Floridian musician Roberto Carlos Lange has been honing his experimental combination of Latin music and indietronica since 2009 under the name Helado Negro. On his 2016 album, Private Energy, Lange took a more vulnerable approach, pouring his ethereal production and singing into socially conscious introspection. This journey inward breaks new ground on This Is How You Smile. Lange’s seventh album offers some of his most beautiful arrangements in an artistic resolution to choose joy in the face of brokenness.
Faint, yet strong drumming supports droning keys and glimmering vibraphone on opener “Please Won’t Please.” “And we’ll light our lives on fire/ Just to see if anyone will come rescue what’s left of me,” Lange sings over the pristine sonics. The album’s struggle to free the love of humanity from its veil of cynicism comes from Jamaica Kincaid’s short story “Girl,” about a daughter’s struggle to glean compassion from her mother’s often-harsh appraisals. Lange’s personal journey reflects that search for empathy in an unfriendly world.
Lange’s lyrical flow is often akin to a novella, like the melodic monologuing of “Imagining What To Do.” “Cause it’s cold/ And hard to remember what the sun feels like/ It’s OK to cry/ When it feels like it won’t ever come back,” his comforting voice drifts amid chiming piano and simple acoustic guitar chords. This track cross-pollinates tropical bliss and forlorn beauty through string and steel drums. These soundscapes approach cinematic depth on tracks like “Fantasma Vaga,” but the celestial synthetic tapestries remain subdued enough for quiet vocal emoting.
Two interludes and an outro help expand the horizons of This Is How You Smile. “Echo for Camperdown Curio,” “November 7” and “My Name Is For My Friends” carve out the album’s headspace using field recordings and atmospheric effects. Drizzling notes, processed vocal samples and composite sound collages open the door to Lange’s inner world. Their spacious bliss maintains compositional integrity, whether it’s alien keyboard manipulations or the lone cello that lands the album in spacious bliss.
As is customary for Helado Negro, this album contains compelling Latin chops. “Pais Nublado” features a flamenco-esque guitar, which fades into oceanic keyboards. Hushed snare drum and dynamic cymbal drive the track through lush backing by a female vocalist. The foundation of continuous acoustic strumming found in “Sabana de Luz” jumps cultural boundaries ordained by including steel drum and romantic vocal melodies.

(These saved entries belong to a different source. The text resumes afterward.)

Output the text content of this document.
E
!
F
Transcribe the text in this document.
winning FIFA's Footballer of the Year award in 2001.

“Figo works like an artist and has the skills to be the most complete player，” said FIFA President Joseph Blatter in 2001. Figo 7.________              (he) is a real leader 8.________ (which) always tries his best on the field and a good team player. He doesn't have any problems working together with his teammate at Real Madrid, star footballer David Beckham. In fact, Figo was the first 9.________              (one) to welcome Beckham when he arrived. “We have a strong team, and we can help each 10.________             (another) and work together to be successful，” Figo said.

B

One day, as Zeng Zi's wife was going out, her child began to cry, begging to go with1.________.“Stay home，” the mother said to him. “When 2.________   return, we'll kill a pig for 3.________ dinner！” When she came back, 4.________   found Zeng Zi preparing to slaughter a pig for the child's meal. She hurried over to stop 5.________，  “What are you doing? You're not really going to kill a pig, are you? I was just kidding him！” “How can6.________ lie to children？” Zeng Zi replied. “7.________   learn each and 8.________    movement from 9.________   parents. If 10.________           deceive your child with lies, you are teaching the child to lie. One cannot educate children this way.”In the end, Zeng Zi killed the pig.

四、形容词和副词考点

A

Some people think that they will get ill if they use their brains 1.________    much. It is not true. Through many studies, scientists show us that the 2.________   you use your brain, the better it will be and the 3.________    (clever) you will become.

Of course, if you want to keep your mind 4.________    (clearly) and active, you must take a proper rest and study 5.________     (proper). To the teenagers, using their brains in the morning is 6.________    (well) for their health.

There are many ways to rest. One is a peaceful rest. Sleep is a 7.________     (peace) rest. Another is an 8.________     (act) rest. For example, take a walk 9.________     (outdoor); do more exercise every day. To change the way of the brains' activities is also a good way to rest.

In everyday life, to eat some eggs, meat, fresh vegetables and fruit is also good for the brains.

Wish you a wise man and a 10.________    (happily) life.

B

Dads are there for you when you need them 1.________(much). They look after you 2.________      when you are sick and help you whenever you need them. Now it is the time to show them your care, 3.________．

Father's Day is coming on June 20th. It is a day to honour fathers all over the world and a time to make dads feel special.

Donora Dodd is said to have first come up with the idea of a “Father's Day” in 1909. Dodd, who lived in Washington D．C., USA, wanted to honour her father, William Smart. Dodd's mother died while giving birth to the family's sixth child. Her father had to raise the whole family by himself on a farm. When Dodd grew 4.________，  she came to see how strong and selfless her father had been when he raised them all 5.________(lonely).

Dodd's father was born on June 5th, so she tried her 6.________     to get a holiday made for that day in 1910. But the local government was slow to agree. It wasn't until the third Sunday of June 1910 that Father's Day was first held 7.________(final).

Lange’s propensity for hypnotic groove is spotlighted on “Running” and “Seen My Aura.” The former begins with echoing flute before dropping into a fat downtempo R&B backbeat. A warm bass line and regal piano chords give this song a dreamlike atmosphere, in contrast to the suave hip-hop beat of the latter cut. Drawn-out guitar strains fill the space left by the stark rhythms, embellishing Lange’s silky vocal melodies. Helado Negro’s vibe remains as harmonious as it is groovy, stunning in its humble orchestration.
“Todo Lo Que Me Falta” steals the show as the most beautiful composition on the record. A cadence of staccato organ notes leads to a beautiful, multi-movement musical tapestry. Numerous textures make their way through a composite beat, breaking down language barriers as Lange delivers fervent melodies in his native tongue. More than simply a collection of demure indie pop tunes, This Is How You Smile encompasses a vast sonic palette in pursuit of unbridled expression.
Reverbed electric guitar and pillowy keys gradually inflate to heartbreaking proportions on “Two Lucky,” the last full track. The gliding dreamscape provides the perfect pacification for Lange’s ode to the loss of innocence: “Just kids with love/ We lasted so long/ We knew nothing ‘bout this shit.” And yet, Lange manages to feed these tragic reality checks through the album’s filter of hope and calm. This Is How You Smile succeeds in blaming life’s unfathomable hardships with transcendent musicality.